Tetangga menggoda (part16)
Isi Postingan:
Tetangga menggoda part16
…. ceritadewasa…
.
.
.
Sebuah parfum berkelas, keluaran luar negeri
yang harganya cukup fantastis. Padahal,
sebelumnya Mas Nata gak pernah suka
menghambur-hamburkan uang. Jika pun
membeli parfum, ya yang sewajarnya saja.
Ketika ditanyakannya pada Mas Nata, suaminya
itu menjawab jika parfum itu milik atasan yang
tertinggal di sakunya. Suaranya sedikit bergetar
ketika menjawab pertanyaan tersebut. Dari situ,
Mbak Rifani mulai menaruh curiga pada sang
suami.
Negative thinkingnya keluar.
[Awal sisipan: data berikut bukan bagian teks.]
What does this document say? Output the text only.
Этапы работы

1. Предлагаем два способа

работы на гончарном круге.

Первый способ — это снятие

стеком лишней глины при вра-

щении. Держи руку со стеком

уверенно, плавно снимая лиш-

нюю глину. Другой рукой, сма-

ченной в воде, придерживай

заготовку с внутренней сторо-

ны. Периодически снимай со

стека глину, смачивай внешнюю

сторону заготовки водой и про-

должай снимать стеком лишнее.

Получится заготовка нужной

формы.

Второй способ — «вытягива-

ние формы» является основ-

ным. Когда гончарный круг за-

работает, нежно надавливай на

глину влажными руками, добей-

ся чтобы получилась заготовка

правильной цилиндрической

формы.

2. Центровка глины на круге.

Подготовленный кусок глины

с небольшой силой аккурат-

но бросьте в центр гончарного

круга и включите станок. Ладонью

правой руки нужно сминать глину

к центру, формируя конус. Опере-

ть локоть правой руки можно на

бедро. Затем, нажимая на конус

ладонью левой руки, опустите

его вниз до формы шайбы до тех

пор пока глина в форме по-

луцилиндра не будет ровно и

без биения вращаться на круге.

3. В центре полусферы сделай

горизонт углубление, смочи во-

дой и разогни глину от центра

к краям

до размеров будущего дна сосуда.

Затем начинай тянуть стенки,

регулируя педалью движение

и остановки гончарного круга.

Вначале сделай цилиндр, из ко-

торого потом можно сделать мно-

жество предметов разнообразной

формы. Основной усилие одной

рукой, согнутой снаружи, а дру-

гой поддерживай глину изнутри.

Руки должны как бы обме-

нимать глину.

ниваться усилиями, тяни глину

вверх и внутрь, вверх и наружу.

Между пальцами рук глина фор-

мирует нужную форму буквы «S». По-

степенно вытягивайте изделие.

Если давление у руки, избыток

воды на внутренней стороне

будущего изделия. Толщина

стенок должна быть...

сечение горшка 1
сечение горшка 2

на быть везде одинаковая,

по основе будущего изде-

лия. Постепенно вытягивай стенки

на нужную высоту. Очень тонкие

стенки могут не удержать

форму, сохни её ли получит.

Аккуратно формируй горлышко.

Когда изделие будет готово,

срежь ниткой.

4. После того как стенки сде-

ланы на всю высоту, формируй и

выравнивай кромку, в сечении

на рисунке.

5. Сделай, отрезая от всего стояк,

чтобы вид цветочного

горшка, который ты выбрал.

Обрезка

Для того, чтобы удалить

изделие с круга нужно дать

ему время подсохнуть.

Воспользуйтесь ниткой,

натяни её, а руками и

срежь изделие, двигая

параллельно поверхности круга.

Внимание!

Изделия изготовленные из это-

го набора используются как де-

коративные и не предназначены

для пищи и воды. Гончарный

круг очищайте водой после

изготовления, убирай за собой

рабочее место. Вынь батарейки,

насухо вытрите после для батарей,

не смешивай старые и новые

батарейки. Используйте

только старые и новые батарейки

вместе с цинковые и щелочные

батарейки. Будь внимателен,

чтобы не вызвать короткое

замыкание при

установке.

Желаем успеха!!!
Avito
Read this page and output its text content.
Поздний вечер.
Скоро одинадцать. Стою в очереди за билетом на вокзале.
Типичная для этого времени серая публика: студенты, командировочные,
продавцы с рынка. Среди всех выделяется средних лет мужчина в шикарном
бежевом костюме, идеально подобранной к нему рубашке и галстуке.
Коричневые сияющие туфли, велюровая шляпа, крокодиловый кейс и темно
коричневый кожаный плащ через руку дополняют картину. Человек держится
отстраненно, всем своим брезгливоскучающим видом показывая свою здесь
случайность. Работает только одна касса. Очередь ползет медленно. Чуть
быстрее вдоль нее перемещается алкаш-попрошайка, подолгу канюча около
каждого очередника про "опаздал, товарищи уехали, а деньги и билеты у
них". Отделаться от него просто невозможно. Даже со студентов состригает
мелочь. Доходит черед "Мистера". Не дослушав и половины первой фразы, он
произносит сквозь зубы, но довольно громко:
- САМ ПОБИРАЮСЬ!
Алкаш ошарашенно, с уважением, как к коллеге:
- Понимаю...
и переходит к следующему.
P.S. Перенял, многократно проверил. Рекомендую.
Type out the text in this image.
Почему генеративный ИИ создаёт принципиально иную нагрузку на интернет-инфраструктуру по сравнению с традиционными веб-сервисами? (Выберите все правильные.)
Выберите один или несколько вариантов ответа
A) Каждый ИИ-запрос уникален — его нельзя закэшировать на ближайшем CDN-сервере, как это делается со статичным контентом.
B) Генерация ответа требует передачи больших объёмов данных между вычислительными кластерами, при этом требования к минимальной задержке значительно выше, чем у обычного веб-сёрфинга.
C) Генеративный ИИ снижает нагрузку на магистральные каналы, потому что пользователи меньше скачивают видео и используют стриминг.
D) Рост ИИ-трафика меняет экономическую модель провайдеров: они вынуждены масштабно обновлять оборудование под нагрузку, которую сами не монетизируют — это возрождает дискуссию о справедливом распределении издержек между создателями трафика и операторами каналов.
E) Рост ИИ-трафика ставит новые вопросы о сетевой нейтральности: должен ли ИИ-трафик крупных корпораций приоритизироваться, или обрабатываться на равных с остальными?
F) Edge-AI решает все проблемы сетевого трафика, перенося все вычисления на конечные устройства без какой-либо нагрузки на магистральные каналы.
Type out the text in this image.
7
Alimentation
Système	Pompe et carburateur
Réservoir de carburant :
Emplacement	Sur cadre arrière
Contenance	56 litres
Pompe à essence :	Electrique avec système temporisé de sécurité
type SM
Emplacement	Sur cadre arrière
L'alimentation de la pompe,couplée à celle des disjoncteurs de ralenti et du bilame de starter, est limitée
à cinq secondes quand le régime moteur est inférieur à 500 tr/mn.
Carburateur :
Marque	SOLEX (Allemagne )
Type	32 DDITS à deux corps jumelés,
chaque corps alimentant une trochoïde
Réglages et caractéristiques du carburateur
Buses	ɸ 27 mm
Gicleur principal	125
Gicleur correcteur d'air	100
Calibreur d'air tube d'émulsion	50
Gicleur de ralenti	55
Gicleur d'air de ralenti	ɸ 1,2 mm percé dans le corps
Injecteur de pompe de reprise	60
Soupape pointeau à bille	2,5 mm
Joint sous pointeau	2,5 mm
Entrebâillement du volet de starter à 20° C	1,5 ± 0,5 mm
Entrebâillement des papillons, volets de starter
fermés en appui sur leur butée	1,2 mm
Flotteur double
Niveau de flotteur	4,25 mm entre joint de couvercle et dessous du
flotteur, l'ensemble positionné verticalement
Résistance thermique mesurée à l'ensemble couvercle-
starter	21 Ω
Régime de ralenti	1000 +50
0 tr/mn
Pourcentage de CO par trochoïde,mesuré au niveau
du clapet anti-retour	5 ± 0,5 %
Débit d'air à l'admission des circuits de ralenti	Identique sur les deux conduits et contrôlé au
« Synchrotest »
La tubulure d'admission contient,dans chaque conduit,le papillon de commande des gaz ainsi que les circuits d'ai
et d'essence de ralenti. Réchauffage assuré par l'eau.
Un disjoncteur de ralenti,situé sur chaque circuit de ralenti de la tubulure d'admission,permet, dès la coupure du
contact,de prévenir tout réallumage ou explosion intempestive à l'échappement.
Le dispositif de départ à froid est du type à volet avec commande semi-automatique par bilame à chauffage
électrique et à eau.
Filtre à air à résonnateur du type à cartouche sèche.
Ia berpikir jika
perubahan sikap suaminya dikarenakan ia belum
bisa memberinya keturunan, padahal sudah tiga
tahun menikah.
Hari-hari setelah malam itu, hubunganku dengan
Mbak Rifani semakin dekat. Apalagi saat Mas
Nata sedang keluar kota.
Kemana-mana, perempuan kalem itu memintaku
untuk mengantarnya. Dan sialnya, aku gak bisa
menolak permintaan itu. Sudah seperti sopir
pribadi saja. Bahkan aku pernah mencancel
orderan pelanggan demi memprioritaskan Mbak
Rifani. Tentunya tanpa memberi tahu perempuan
itu. Jika dia tahu, pasti akan mengomel dan gak
jadi minta diantar.
Mbak Rifani memperlakukanku dengan sangat
baik. Malahan, bisa dibilang … lembut. Seringkali
dia memberiku perhatian lebih seperti
perhatiannya pada Angga-adik kandungnya
sendiri. Menyemangatiku untuk rajin narik
orderan penumpang. Katanya, aku harus rajin
menabung, biar tahun depan bisa melanjutkan
kuliah.
Dari banyaknya perhatian yang dia berikan,
sepertinya aku mulai ngelunjak. Entah sejak
kapan aku mempunyai perasaan sayang pada
Mbak Rifani. Bukan lagi rasa sayang dari adik ke
kakaknya, melainkan rasa sayang seorang lelaki
dewasa kepada perempuan yang disukainya.
Quote-indahnya cinta tak semanis namanya-
yang pernah kudengar dulu, nyatanya sekarang
malah menimpaku. Pada kenyataannya, cinta ini
hanya bisa kurasakan dalam hati saja, tanpa bisa
mengungkapkan pada dirinya. Aku harus
memendam rasa cinta ini begitu rapat, tanpa
seorang pun yang boleh mengetahuinya.
Percayalah, keadaan yang seperti ini, justru
begitu menyiksa.
Rif, bikinin gua kopi susu satu, ya.
Siap, Bang.
Emak sudah berangkat tidur sejak satu jam yang
lalu dan aku yang melanjutkan jaga warungnya.
Dengan luwes, aku melaksanakan tugasku.
Menyeduh kopi mah, sudah biasa bagiku. Di sela-
sela obrolan para pelanggan Emak, terdengar
suara dua orang tertawa yang semakin lama
semakin mendekat
Wajah Angga nampak setelah sampai teras
warung. Di belakangnya, Mas Nata mengikutinya.